- September 12, 2023
- Posted by: Web Digital Media Group
- Category: Limited Liability Company (LLC)
Last week, I spoke about why putting your rentals in a Corporation is not such a good idea after all. This week, we continue with the benefits of having rentals in an LLC.
When it comes to owning rental real estate, partnerships provide a higher degree of flexibility, which is why investors often opt for LLCs when discussing the structure of their entities. Remember that multiple-member LLCs can be termed as partnerships as well.
So Why an LLC or A Partnership?
The process of transferring appreciated real estate into a partnership is straightforward and does not result in tax consequences.
Unlike corporations, where controlling 80% of the corporation immediately after the transfer is necessary to avoid recognizing capital gain, partnerships do not have such a requirement. With a partnership, you can contribute a property with a significant built-in gain, acquire a small 1% interest in the partnership, and not have to worry about taxes now.
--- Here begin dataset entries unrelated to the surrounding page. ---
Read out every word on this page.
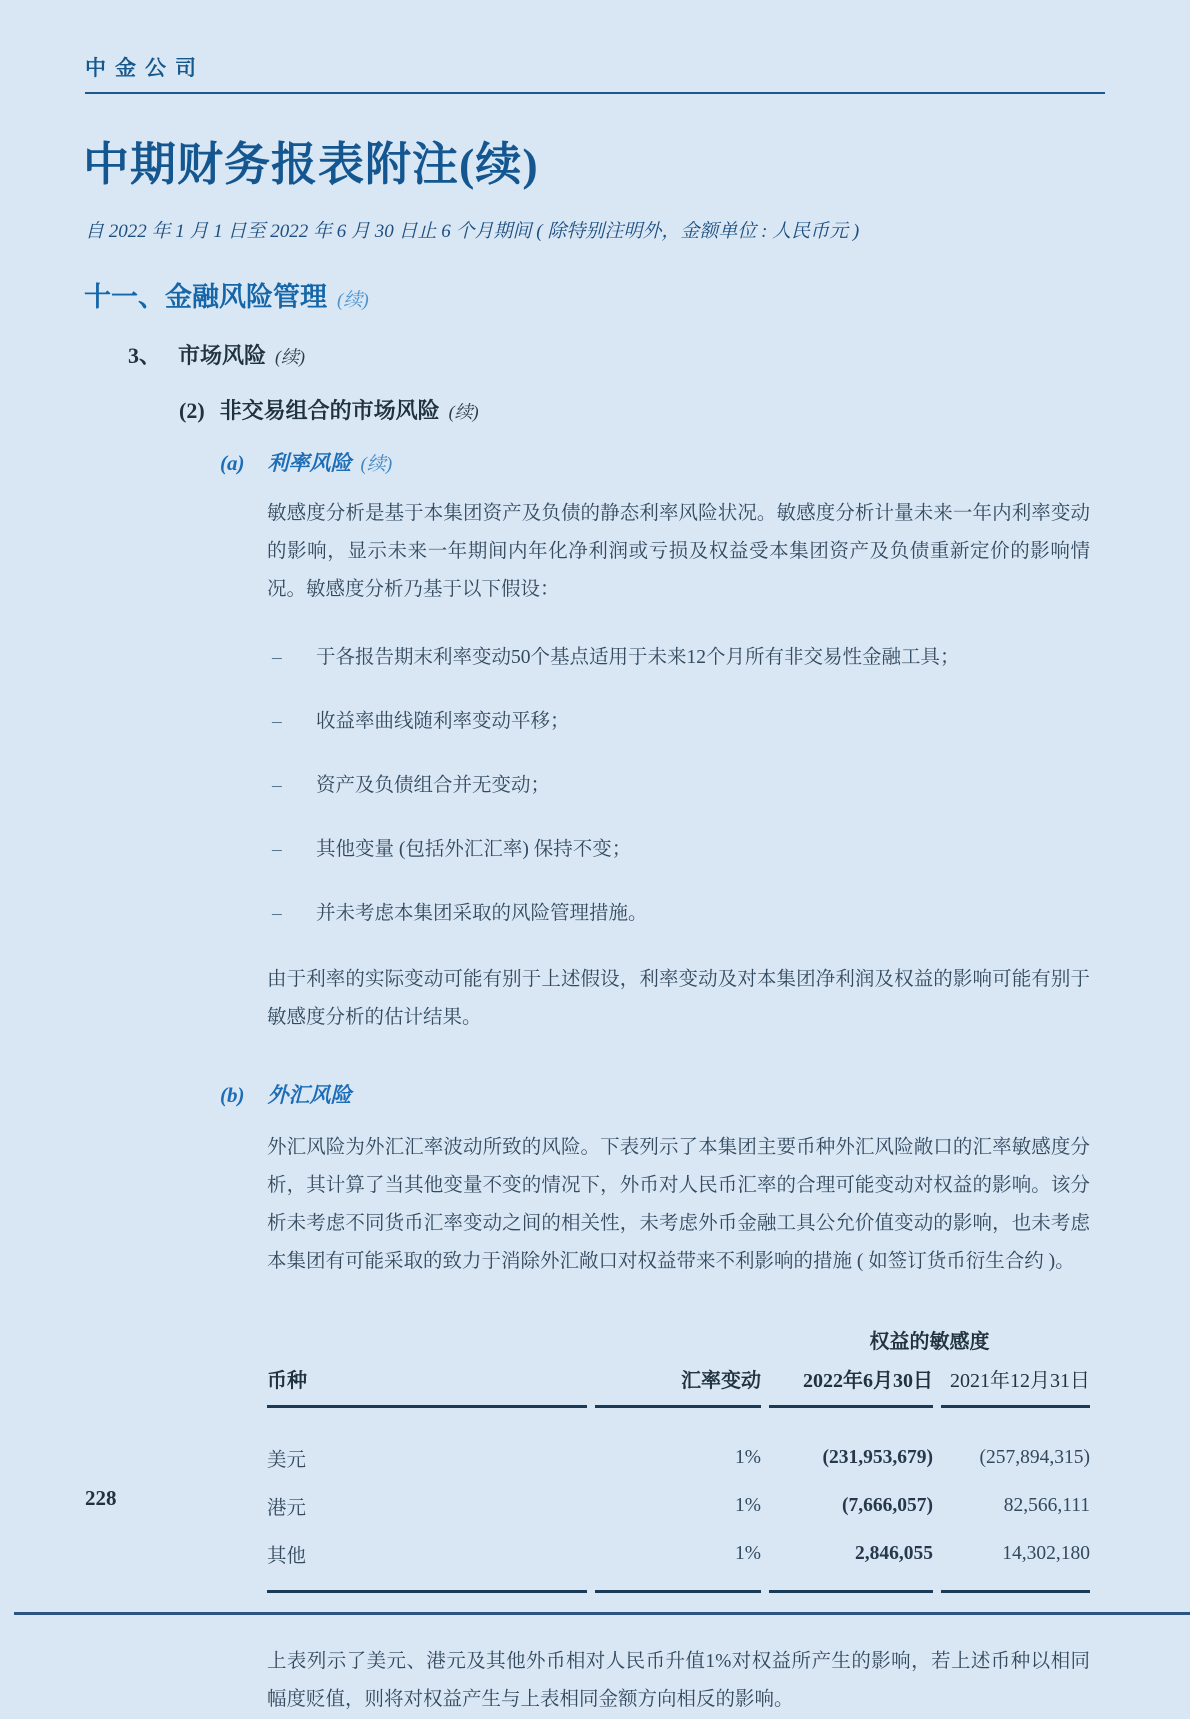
中金公司
中期财务报表附注(续)
自 2022 年 1 月 1 日至 2022 年 6 月 30 日止 6 个月期间 ( 除特别注明外，金额单位 : 人民币元 )
十一、金融风险管理 (续)
3、 市场风险 (续)
(2) 非交易组合的市场风险 (续)
(a) 利率风险 (续)
敏感度分析是基于本集团资产及负债的静态利率风险状况。敏感度分析计量未来一年内利率变动的影响，显示未来一年期间内年化净利润或亏损及权益受本集团资产及负债重新定价的影响情况。敏感度分析乃基于以下假设：
–	于各报告期末利率变动50个基点适用于未来12个月所有非交易性金融工具；
–	收益率曲线随利率变动平移；
–	资产及负债组合并无变动；
–	其他变量 (包括外汇汇率) 保持不变；
–	并未考虑本集团采取的风险管理措施。
由于利率的实际变动可能有别于上述假设，利率变动及对本集团净利润及权益的影响可能有别于敏感度分析的估计结果。
(b) 外汇风险
外汇风险为外汇汇率波动所致的风险。下表列示了本集团主要币种外汇风险敞口的汇率敏感度分析，其计算了当其他变量不变的情况下，外币对人民币汇率的合理可能变动对权益的影响。该分析未考虑不同货币汇率变动之间的相关性，未考虑外币金融工具公允价值变动的影响，也未考虑本集团有可能采取的致力于消除外汇敞口对权益带来不利影响的措施 ( 如签订货币衍生合约 )。
权益的敏感度
币种	汇率变动	2022年6月30日 2021年12月31日
美元	1%	(231,953,679)	(257,894,315)
港元	1%	(7,666,057)	82,566,111
其他	1%	2,846,055	14,302,180
上表列示了美元、港元及其他外币相对人民币升值1%对权益所产生的影响，若上述币种以相同幅度贬值，则将对权益产生与上表相同金额方向相反的影响。
228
Moreover, the treatment of liability relief differs. In a corporation, when a partnership assumes a partner’s liability, any relief exceeding the tax basis becomes taxable.
However, in a partnership, liability relief is only taxable if it surpasses the partner’s basis in the partnership. For instance, if a partner contributes a property worth $250k for a 50% stake, with a tax basis of $100k and a liability of $180k, the partner’s basis would be $190k ($100k + 50% of $180k). In this example, the debt relief of $180k would not incur taxes since it would simply reduce the partner’s basis in the partnership to $10k ($190k – $180k).
What if you need to dispose of the property from the partnership? This can be a cumbersome process in a corporation. However, partnerships have much more favorable rules in this regard.
When a property is distributed to a partner in a partnership, no gain or loss is recognized. Instead, the partner will have a basis in the distributed property equal to the lesser of (1) the partnership’s basis in the distributed property or (2) the partner’s outside basis in the partnership interest. This rule remains intact regardless of whether the property distribution is related to the liquidation of the partnership.
Clearly, partnerships offer a higher level of flexibility when it comes to holding rental real estate. Corporations, on the other hand, penalize you for not planning enough.
It’s hard to predict how your plans might change in the next decade or two. And your corporate structure may no longer be suitable.
By incorporating flexibility into your strategy today, you can better prepare for the future.